Constat encore plus vrai en Ile-de-France. "On observe un désamour des emprunteurs pour l'Ile-de-France et Paris puisqu'ils bénéficient d'une marge de manœuvre moins élevée en raison du taux d'endettement limité et de prix plus élevés. Et la part dérogatoire de 20% (les banques ont le droit de ne pas respecter les critères d'endettement et de durée des prêts pour 20% de leur production, mais sous certaines conditions, NDLR) ne suffit pas à solvabiliser tous les primo-accédants", ajoute Ludovic Huzieux. Le courtier constate des hausses des montants empruntés (3%), du niveau de revenus (6%) et de l'apport (1,3%) en 2021 par rapport à l'année précédente. Conséquence des prix élevés et des règles pour emprunter, les durées des prêts augmentent pour atteindre 20 ans, et de façon plus marquée pour les primo-accédants avec une hausse de 6 mois de la durée d'emprunt moyenne constatée en 2021 pour cette typologie d'acquéreurs pour atteindre 23 ans et 1 mois.

Report du projet ou éloignement

Ainsi, les acquéreurs les plus modestes et les jeunes doivent trouver des solutions pour réaliser un achat immobilier dans un contexte de hausse généralisée des prix partout en France. Présenter un bon niveau d'apport, ou une épargne de sécurité, n'est pas toujours suffisant pour acheter dans les grandes villes. Et certains reportent leur projet ou s'éloignent pour accéder à la propriété... Paris n'étant tout simplement pas à portée de toutes les bourses.

Il n'est donc pas étonnant de constater une hausse de l'activité immobilière dans les régions à moins de deux heures de Paris. Des régions qui allient cadre de vie privilégié et prix plus abordables. Le classement 2022 de Meilleurtaux et MeteoJob révèle d'ailleurs que Mulhouse, Dijon et Orléans sont les villes les plus attractives en termes de prix et d'emplois en CDI.
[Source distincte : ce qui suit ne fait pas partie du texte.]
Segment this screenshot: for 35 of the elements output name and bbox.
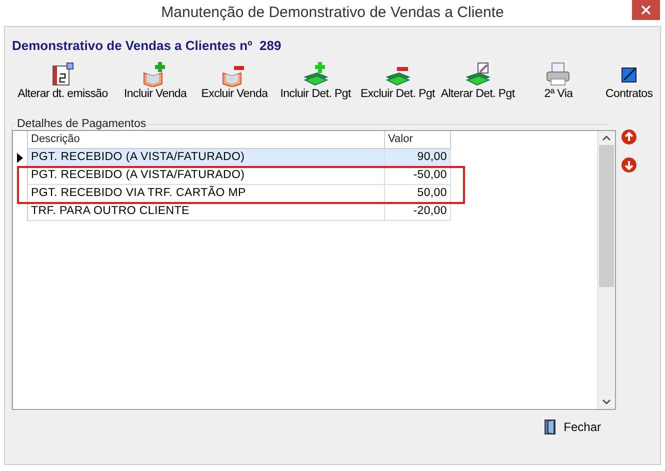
table-cell: 50,00: [385, 185, 451, 203]
form-heading: Demonstrativo de Vendas a Clientes nº 289: [11, 37, 282, 53]
toolbar-button[interactable]: 2ª Via: [518, 61, 598, 109]
printer-icon: [545, 61, 572, 87]
close-button[interactable]: [632, 0, 660, 20]
group-title: Detalhes de Pagamentos: [16, 118, 148, 130]
window-title: Manutenção de Demonstrativo de Vendas a Cliente: [161, 4, 504, 20]
table-cell: PGT. RECEBIDO (A VISTA/FATURADO): [28, 149, 385, 167]
close-form-button[interactable]: Fechar: [540, 417, 605, 437]
table-cell: -50,00: [385, 167, 451, 185]
table-row[interactable]: PGT. RECEBIDO (A VISTA/FATURADO) -50,00: [13, 167, 597, 185]
move-up-button[interactable]: [621, 129, 637, 145]
toolbar-button[interactable]: Alterar Det. Pgt: [437, 61, 519, 109]
close-icon: [641, 5, 651, 15]
table-row[interactable]: TRF. PARA OUTRO CLIENTE -20,00: [13, 203, 597, 221]
door-icon: [544, 419, 558, 435]
money-edit-icon: [464, 61, 491, 87]
table-cell: -20,00: [385, 203, 451, 221]
table-cell: PGT. RECEBIDO VIA TRF. CARTÃO MP: [28, 185, 385, 203]
table-cell: TRF. PARA OUTRO CLIENTE: [28, 203, 385, 221]
table-cell: PGT. RECEBIDO (A VISTA/FATURADO): [28, 167, 385, 185]
toolbar-button[interactable]: Incluir Venda: [114, 61, 196, 109]
vertical-scrollbar[interactable]: [597, 131, 615, 409]
toolbar-button[interactable]: Excluir Venda: [196, 61, 273, 109]
table-row[interactable]: PGT. RECEBIDO VIA TRF. CARTÃO MP 50,00: [13, 185, 597, 203]
toolbar-button[interactable]: Excluir Det. Pgt: [358, 61, 438, 109]
toolbar-button[interactable]: Incluir Det. Pgt: [272, 61, 358, 109]
toolbar-button[interactable]: Contratos: [598, 61, 660, 109]
table-cell: 90,00: [385, 149, 451, 167]
calendar-icon: [50, 61, 76, 87]
toolbar-button[interactable]: Alterar dt. emissão: [11, 61, 115, 109]
table-row[interactable]: PGT. RECEBIDO (A VISTA/FATURADO) 90,00: [13, 149, 597, 167]
current-row-icon: [17, 153, 23, 163]
move-down-button[interactable]: [621, 157, 637, 173]
money-plus-icon: [302, 61, 329, 87]
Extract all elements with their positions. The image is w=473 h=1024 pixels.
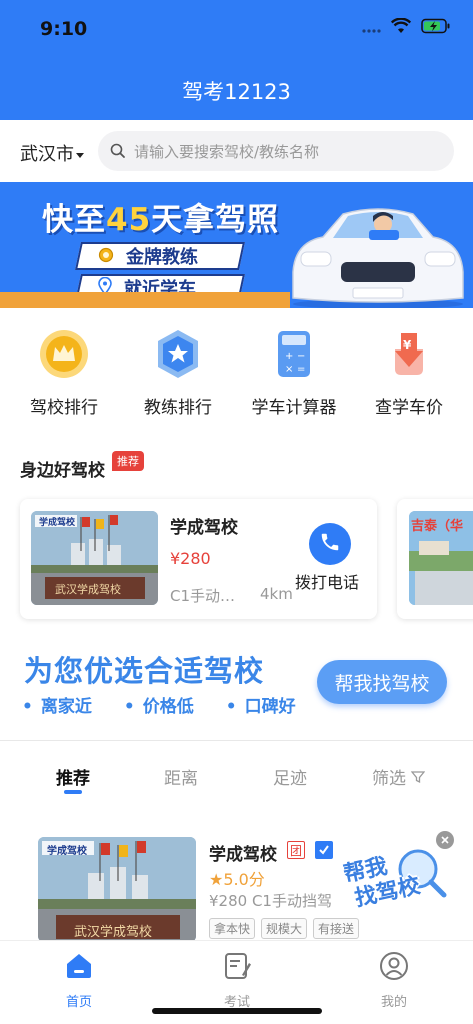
school-photo: 学成驾校 武汉学成驾校 <box>31 511 158 605</box>
tab-exam[interactable]: 考试 <box>192 949 282 1010</box>
school-rating: ★5.0分 <box>209 866 265 890</box>
status-bar: 9:10 <box>0 0 473 60</box>
promo-tag: 离家近 <box>22 692 92 717</box>
quick-action-calculator[interactable]: + − × = 学车计算器 <box>235 325 353 418</box>
promo-title: 为您优选合适驾校 <box>24 654 265 688</box>
car-illustration <box>292 208 464 308</box>
home-indicator <box>152 1008 322 1014</box>
active-tab-indicator <box>64 790 82 794</box>
banner-title-prefix: 快至 <box>42 202 106 238</box>
price-icon: ¥ <box>350 325 468 383</box>
find-school-button[interactable]: 帮我找驾校 <box>317 660 447 704</box>
quick-action-label: 学车计算器 <box>251 398 337 418</box>
divider <box>0 740 473 741</box>
school-sign-text: 武汉学成驾校 <box>74 925 153 940</box>
floating-helper-text: 帮我 找驾校 <box>341 848 422 914</box>
promo-banner[interactable]: 快至45天拿驾照 金牌教练 就近学车 <box>0 182 473 308</box>
banner-title: 快至45天拿驾照 <box>42 194 279 239</box>
verified-icon <box>315 841 333 859</box>
phone-icon <box>319 531 341 557</box>
calculator-icon: + − × = <box>235 325 353 383</box>
page-title: 驾考12123 <box>182 80 291 104</box>
funnel-icon <box>411 769 426 789</box>
user-icon <box>349 949 439 983</box>
crown-icon <box>5 325 123 383</box>
banner-title-highlight: 45 <box>106 202 152 238</box>
promo-tag: 价格低 <box>124 692 194 717</box>
banner-stripe <box>0 292 290 308</box>
svg-text:×: × <box>285 364 293 375</box>
wifi-icon <box>390 17 412 38</box>
nav-bar: 驾考12123 <box>0 60 473 120</box>
call-button[interactable] <box>309 523 351 565</box>
city-label: 武汉市 <box>20 144 74 165</box>
city-selector[interactable]: 武汉市 <box>20 140 84 166</box>
promo-tags: 离家近 价格低 口碑好 <box>22 692 296 717</box>
promo-tag: 口碑好 <box>226 692 296 717</box>
filter-label: 筛选 <box>372 769 406 789</box>
group-buy-badge: 团 <box>287 841 305 859</box>
school-name-partial: 吉泰（华 <box>411 519 464 534</box>
school-logo-text: 学成驾校 <box>47 846 87 857</box>
nearby-school-card[interactable]: 吉泰（华 <box>397 499 473 619</box>
quick-action-label: 查学车价 <box>375 398 443 418</box>
search-icon <box>110 143 126 163</box>
close-icon[interactable] <box>436 831 454 849</box>
banner-feature-label: 金牌教练 <box>126 247 198 268</box>
quick-action-label: 教练排行 <box>144 398 212 418</box>
svg-text:+: + <box>285 351 293 362</box>
filter-tabs: 推荐 距离 足迹 筛选 <box>0 760 473 800</box>
quick-action-school-ranking[interactable]: 驾校排行 <box>5 325 123 418</box>
quick-action-coach-ranking[interactable]: 教练排行 <box>119 325 237 418</box>
banner-feature-gold-coach: 金牌教练 <box>75 242 245 270</box>
recommend-badge: 推荐 <box>112 451 144 471</box>
school-price-info: ¥280 C1手动挡驾 <box>209 892 332 910</box>
search-placeholder: 请输入要搜索驾校/教练名称 <box>134 143 320 161</box>
status-time: 9:10 <box>40 18 88 40</box>
search-input[interactable]: 请输入要搜索驾校/教练名称 <box>98 131 454 171</box>
school-price: ¥280 <box>170 549 211 568</box>
battery-charging-icon <box>421 18 451 38</box>
school-license-type: C1手动… <box>170 587 236 605</box>
cellular-signal-icon <box>361 19 381 38</box>
tab-history[interactable]: 足迹 <box>273 764 307 789</box>
school-tag: 拿本快 <box>209 918 256 939</box>
tab-filter[interactable]: 筛选 <box>372 764 426 789</box>
medal-icon <box>98 245 114 267</box>
quick-action-price-check[interactable]: ¥ 查学车价 <box>350 325 468 418</box>
star-badge-icon <box>119 325 237 383</box>
star-icon: ★ <box>209 870 224 889</box>
svg-text:=: = <box>297 364 305 375</box>
banner-title-suffix: 天拿驾照 <box>151 202 280 238</box>
svg-text:¥: ¥ <box>403 338 412 352</box>
search-row: 武汉市 请输入要搜索驾校/教练名称 <box>0 120 473 182</box>
caret-down-icon <box>76 152 84 158</box>
floating-find-school-helper[interactable]: 帮我 找驾校 <box>336 845 452 929</box>
school-name: 学成驾校 <box>170 518 238 538</box>
find-school-promo: 为您优选合适驾校 离家近 价格低 口碑好 帮我找驾校 <box>0 640 473 736</box>
quick-actions: 驾校排行 教练排行 + − × = 学车计算器 ¥ 查学车价 <box>0 325 473 425</box>
school-distance: 4km <box>260 585 293 603</box>
school-logo-text: 学成驾校 <box>39 518 76 528</box>
tab-home[interactable]: 首页 <box>34 949 124 1010</box>
school-name: 学成驾校 <box>209 845 277 865</box>
exam-notepad-icon <box>192 949 282 983</box>
call-label[interactable]: 拨打电话 <box>295 569 359 593</box>
tab-label: 我的 <box>380 995 407 1010</box>
svg-text:−: − <box>297 351 305 362</box>
tab-label: 首页 <box>65 995 92 1010</box>
nearby-school-card[interactable]: 学成驾校 武汉学成驾校 学成驾校 ¥280 C1手动… 4km 拨打电话 <box>20 499 377 619</box>
rating-value: 5.0分 <box>223 870 265 889</box>
tab-profile[interactable]: 我的 <box>349 949 439 1010</box>
tab-recommend[interactable]: 推荐 <box>56 764 90 789</box>
school-photo: 学成驾校 武汉学成驾校 <box>38 837 196 942</box>
school-tag: 规模大 <box>261 918 308 939</box>
home-icon <box>34 949 124 983</box>
quick-action-label: 驾校排行 <box>30 398 98 418</box>
school-sign-text: 武汉学成驾校 <box>55 583 121 596</box>
section-title: 身边好驾校 <box>20 461 105 481</box>
tab-distance[interactable]: 距离 <box>164 764 198 789</box>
"Les prix des logements vont être un sujet majeur de l’année, marquée par l’élection présidentielle: prix dans l’ancien, mais aussi prix de la construction en forte hausse, et la pression constante du volet énergétique sur le budget des ménages (factures d’énergie et pression sur la rénovation énergétique)", estime Pierre Chapon, président du courtier Pretto. Pour lui, la clé pour réussir son projet, quelle que soit la ville visée, est de bien préparer son étude de financement et de présenter une épargne suffisante avec des revenus stables.